The attacks in Dayton, Ohio, and El Paso, Texas, brought a familiar raw feeling to Whitney Austin.
"It's a really hard day, and it's even more hard for all of those who have been impacted," she said in a tearful Facebook video. "I know it makes you feel out of control. It makes me feel out of control."
Austin is the Louisville wife and mother who survived the shooting at the Fifth Third Bank headquarters in Cincinnati last year. She was shot 12 times and lived to tell her story.
President Donald Trump condemned the shootings Monday as barbaric crimes "against all humanity" and called for bipartisan cooperation to respond to an epidemic of gun violence. He blamed mental illness and video games but made no mention of more limits on sales of firearms.
After the president's speech, Austin posted a response:
"I think we have reached a tipping point, that moment in our country's history where everyone is ready to come together and pass bi-partisan solutions that can save lives," she said.
Trump has called for so-called "red flag" laws, laws also known as extreme risk protection orders. Austin's nonprofit, the Whitney Strong Organization, has been lobbying for such legislation in both Kentucky and Ohio.
"We need to have a clear path for removing firearms temporarily that are dangerous and wish to cause us harm," Austin said.

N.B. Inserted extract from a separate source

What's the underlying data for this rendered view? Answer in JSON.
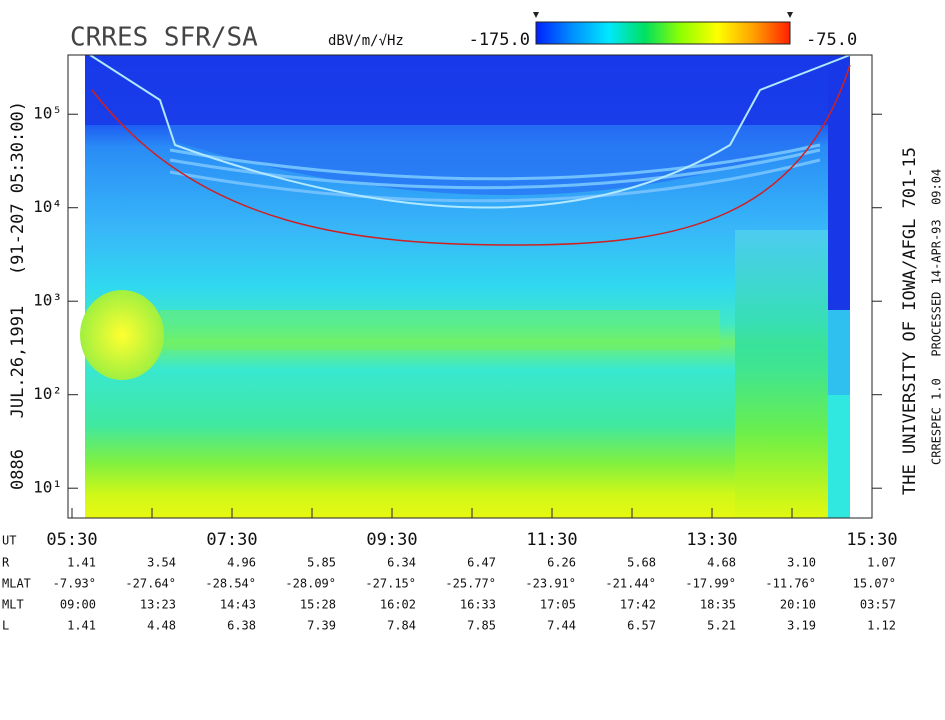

Reports say the FBI called on all field offices to scour the country for mass shooting threats. The agency was concerned about any potential copy cats crimes by killers potentially motivated by racism and hate.
The Louisville Metro Police Department has also been on alert.
"We ask our community members at all times: If you see or hear anything, to say something to law enforcement," LMPD Maj. Andrea Brown said. "It may be insignificant in their mind, but it could potentially stop a threat or violence in our community."
The gunfire and grief hit like a one-two punch over the weekend for some, like Jesús Ibañez of Mijente Louisville.
"I work with our migrants who come directly from El Paso to Louisville — asylum seekers," Ibañez said. "And to hear there were six Mexican nationals killed — a mother protecting her child — it was really just heartbreaking."
Mijente Louisville is finalizing plans for a local service to honor the lives lost, and much like Austin, is hoping it's a wake-up call.
"We need much more than just vigils, because we know that happened," Ibañez said. "We know we're sad. But we need action. Thoughts and prayers but also policy change that results in societal change."
The change Ibañez said he wants to see is a more welcoming approach to those from Mexico and Central America coming to the U.S. seeking asylum and an end to harsh political rhetoric on immigration. Ibañez believes these factors played a role in the El Paso attack and has concerns about other domestic terrorist being inspired to attack in similar ways.
"White supremacist groups and white supremacists are here in Kentucky and in the commonwealth, so it is alarming," he said. "Absolutely."